The “Moderate” Myth


    Politicians in the Republican Party of today know that their party has travelled too far to the right.  They know that the ideologies espoused by their tea party base are out of touch with the majority of voters. This is why you get Republican senators who in the 90’s were in favor a health care reform, but now oppose essentially the same legislation.  A Republicans biggest fear is not a government take over, the erosion of family values, or even losing to a democrat in the next election.  With districts being so well Gerrymandered Republicans fear their own; they fear a challenge from the right, they fear their own primaries.  Just ask former six term Senator Dick Lugar. He lost to Richard Murdock, a tea-party affiliated candidate who beat him in a landslide in his primary.

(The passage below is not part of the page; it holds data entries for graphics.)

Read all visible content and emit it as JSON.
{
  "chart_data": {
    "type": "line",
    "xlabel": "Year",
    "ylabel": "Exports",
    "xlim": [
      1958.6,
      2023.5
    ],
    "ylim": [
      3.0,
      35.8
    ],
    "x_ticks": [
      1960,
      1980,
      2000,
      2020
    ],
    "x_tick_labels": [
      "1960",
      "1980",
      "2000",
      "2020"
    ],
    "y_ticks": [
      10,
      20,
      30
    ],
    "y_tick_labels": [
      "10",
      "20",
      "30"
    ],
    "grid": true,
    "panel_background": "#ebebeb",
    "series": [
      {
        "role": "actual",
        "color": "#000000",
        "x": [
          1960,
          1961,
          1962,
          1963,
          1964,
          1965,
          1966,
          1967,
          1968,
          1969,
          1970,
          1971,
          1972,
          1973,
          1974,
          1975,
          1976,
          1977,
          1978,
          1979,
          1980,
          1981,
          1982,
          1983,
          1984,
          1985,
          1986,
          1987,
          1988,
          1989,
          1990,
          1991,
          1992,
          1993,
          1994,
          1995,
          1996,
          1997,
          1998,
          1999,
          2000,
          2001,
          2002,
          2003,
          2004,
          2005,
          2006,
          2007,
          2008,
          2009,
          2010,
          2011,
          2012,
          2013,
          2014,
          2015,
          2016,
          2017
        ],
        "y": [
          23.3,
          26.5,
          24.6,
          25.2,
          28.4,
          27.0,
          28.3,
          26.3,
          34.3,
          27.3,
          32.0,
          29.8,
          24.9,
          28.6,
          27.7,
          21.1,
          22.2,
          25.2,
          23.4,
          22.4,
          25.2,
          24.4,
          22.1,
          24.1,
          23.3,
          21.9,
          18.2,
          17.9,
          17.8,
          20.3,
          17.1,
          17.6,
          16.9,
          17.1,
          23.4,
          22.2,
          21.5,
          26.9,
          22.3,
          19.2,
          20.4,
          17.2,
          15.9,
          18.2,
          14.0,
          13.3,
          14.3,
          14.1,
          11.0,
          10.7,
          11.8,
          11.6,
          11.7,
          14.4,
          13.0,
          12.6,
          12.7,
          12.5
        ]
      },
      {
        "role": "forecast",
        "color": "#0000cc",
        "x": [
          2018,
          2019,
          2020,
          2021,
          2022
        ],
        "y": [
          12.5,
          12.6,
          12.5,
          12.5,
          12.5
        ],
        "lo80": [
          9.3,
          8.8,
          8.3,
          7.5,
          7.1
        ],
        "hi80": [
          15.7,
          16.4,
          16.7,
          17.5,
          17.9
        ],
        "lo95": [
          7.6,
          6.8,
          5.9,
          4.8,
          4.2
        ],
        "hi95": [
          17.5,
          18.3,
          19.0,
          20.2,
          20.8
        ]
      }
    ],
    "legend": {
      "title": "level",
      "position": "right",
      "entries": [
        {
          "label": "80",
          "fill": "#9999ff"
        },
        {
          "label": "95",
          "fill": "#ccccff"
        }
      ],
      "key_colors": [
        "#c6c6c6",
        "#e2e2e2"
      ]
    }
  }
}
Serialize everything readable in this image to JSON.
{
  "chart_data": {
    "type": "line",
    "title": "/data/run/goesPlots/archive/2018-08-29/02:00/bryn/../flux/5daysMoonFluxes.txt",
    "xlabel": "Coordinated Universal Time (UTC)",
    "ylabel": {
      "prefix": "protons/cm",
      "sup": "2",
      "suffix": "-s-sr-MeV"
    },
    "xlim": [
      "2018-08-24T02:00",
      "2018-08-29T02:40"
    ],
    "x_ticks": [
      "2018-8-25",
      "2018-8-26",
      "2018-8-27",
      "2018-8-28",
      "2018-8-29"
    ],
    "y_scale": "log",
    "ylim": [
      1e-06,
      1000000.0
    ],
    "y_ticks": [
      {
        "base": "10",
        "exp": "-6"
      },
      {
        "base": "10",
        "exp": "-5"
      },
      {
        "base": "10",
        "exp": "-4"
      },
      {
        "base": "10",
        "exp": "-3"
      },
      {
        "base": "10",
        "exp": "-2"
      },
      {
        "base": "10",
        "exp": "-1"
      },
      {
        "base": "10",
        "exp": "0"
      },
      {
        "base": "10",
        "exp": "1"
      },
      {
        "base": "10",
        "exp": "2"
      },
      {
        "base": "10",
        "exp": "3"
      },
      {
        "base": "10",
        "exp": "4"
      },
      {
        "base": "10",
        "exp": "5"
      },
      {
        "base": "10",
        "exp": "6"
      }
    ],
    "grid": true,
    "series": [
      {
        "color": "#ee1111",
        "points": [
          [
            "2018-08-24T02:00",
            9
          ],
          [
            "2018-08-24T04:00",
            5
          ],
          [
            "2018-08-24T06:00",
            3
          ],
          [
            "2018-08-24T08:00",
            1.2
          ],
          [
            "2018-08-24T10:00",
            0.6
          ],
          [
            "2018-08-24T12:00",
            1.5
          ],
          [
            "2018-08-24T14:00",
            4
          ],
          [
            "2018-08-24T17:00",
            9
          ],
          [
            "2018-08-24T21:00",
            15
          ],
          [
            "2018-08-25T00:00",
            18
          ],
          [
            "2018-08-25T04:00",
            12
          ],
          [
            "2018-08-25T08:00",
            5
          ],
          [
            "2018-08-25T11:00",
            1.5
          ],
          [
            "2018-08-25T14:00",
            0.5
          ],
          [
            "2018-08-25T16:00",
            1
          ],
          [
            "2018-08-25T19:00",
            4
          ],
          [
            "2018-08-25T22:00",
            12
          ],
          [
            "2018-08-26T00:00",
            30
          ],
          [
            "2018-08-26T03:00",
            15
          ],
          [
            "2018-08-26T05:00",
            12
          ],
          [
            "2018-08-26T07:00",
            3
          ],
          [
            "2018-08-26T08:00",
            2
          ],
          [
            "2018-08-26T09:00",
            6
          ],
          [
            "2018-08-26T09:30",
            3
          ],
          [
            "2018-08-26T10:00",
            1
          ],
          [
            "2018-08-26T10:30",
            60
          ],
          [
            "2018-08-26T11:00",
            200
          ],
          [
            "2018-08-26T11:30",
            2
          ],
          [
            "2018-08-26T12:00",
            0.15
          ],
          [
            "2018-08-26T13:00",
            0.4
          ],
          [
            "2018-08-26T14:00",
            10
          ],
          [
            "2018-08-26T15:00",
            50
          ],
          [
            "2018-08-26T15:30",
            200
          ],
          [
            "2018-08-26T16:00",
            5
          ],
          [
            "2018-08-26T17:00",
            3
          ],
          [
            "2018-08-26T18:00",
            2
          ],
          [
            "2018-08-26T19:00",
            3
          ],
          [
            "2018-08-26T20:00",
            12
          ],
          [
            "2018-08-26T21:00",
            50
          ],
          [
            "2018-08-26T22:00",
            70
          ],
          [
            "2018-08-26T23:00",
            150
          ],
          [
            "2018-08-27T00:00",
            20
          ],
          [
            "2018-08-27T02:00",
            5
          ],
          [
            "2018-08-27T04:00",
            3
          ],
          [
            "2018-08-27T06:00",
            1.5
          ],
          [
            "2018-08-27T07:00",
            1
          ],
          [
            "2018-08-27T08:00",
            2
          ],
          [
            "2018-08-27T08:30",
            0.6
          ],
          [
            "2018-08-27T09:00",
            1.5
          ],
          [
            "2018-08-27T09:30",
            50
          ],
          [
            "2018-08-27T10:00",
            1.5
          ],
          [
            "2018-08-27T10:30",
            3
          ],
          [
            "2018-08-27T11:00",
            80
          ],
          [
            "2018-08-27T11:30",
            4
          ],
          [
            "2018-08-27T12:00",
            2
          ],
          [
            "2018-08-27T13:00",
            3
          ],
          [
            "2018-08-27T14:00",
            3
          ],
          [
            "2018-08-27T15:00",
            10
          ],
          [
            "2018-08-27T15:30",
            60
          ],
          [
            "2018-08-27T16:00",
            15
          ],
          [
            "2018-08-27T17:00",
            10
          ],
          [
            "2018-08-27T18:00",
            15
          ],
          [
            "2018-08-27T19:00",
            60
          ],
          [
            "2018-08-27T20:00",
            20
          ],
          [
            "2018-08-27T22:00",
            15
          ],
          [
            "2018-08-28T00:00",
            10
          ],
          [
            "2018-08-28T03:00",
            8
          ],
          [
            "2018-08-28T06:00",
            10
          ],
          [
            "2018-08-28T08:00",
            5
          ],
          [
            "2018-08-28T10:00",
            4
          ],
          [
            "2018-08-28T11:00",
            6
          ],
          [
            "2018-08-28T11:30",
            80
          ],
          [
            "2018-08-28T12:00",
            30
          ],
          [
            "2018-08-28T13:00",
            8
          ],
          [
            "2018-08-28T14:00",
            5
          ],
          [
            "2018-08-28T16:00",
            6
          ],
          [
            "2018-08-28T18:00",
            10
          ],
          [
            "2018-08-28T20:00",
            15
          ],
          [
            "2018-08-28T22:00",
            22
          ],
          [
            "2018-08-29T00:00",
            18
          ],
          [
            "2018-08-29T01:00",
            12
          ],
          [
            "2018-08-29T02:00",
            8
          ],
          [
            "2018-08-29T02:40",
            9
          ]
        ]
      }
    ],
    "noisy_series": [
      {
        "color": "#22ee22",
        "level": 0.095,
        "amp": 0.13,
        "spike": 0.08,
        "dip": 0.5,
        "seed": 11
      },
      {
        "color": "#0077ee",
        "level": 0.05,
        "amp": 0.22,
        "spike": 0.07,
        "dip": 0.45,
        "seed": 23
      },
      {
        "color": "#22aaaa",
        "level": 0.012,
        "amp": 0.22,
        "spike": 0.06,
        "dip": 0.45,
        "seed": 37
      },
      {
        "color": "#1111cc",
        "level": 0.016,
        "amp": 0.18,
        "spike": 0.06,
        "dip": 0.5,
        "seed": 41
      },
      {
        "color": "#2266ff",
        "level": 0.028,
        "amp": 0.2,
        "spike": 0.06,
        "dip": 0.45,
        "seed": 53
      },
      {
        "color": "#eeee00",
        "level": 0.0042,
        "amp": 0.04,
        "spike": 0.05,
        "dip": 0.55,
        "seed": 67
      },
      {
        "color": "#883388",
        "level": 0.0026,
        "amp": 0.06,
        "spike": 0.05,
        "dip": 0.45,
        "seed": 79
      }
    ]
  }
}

    This is why you get Republicans who vote very conservatively, and brag about that record in the primary, but then claim to be bipartisan and moderate in the general elections.  Political junkies know this, it is apparent to us, and we understand that this is a necessity of being a politician in today’s age. We tell our political junkie friends.  We discuss how transparent their ploys are over coffee.  We do this, all the while complaining and wondering why “normal” people, people who do not read all the local blogs, don’t see through these transparent moves.  We reside in our echo chamber complaining about why more people don’t vote, why they don’t see the logic in our policy positions, and how they don’t see through the flip-flopping and hypocrisy.

    We as political junkies, on campaigns, on the hill, as lobbyists, as lifelong activists lack perspective of the “common man”.  Three percent of voter eligible people voted in this last off year primary and that same percentage of the people determined the democratic nominees for every state position.  Republicans have an even lower percentage of people determining their candidates (Incidentally this is why they got stuck with Ken Cuccinelli and E.W. Jackson).  We know why these people were chosen and we saw the writing on the wall.  But what all of us junkies don’t do, is an effective job of explaining all of this to the “common man”.  Instead of effectively communicating with them we just sit there like Jane Goodall studying them, watching them, but not understanding why they don’t see what we see.

    In the 34th district we have a prime example of this.  Del. Barbara Comstock has voted for the personhood bill, to allow guns in bars, to repeal one-gun-a-month, against the bipartisan transportation bill, against teacher pay raises, against lowering classroom sizes, and to block implementation of the Affordable Care Act.  Yet if you asked the “common man” in McLean, Loudoun, Tysons, they will tell you how nice she is, they will cite stories about how she brought attention to Lyme Disease.  And when you tell them about her voting record, they will chase you down the street yelling at you, calling you are a liar.  We wonder how could they be this naïve? How could they not have gone through the truly terrible website to find the answers?  The answer is because we have not done our job.  We talk to each other forming an echo chamber, instead of talking to the voters, dispelling the “moderate” myth, exposing how each of these votes will negatively impact them.  We must leave our echo chamber and work to dispel the “moderate” myth.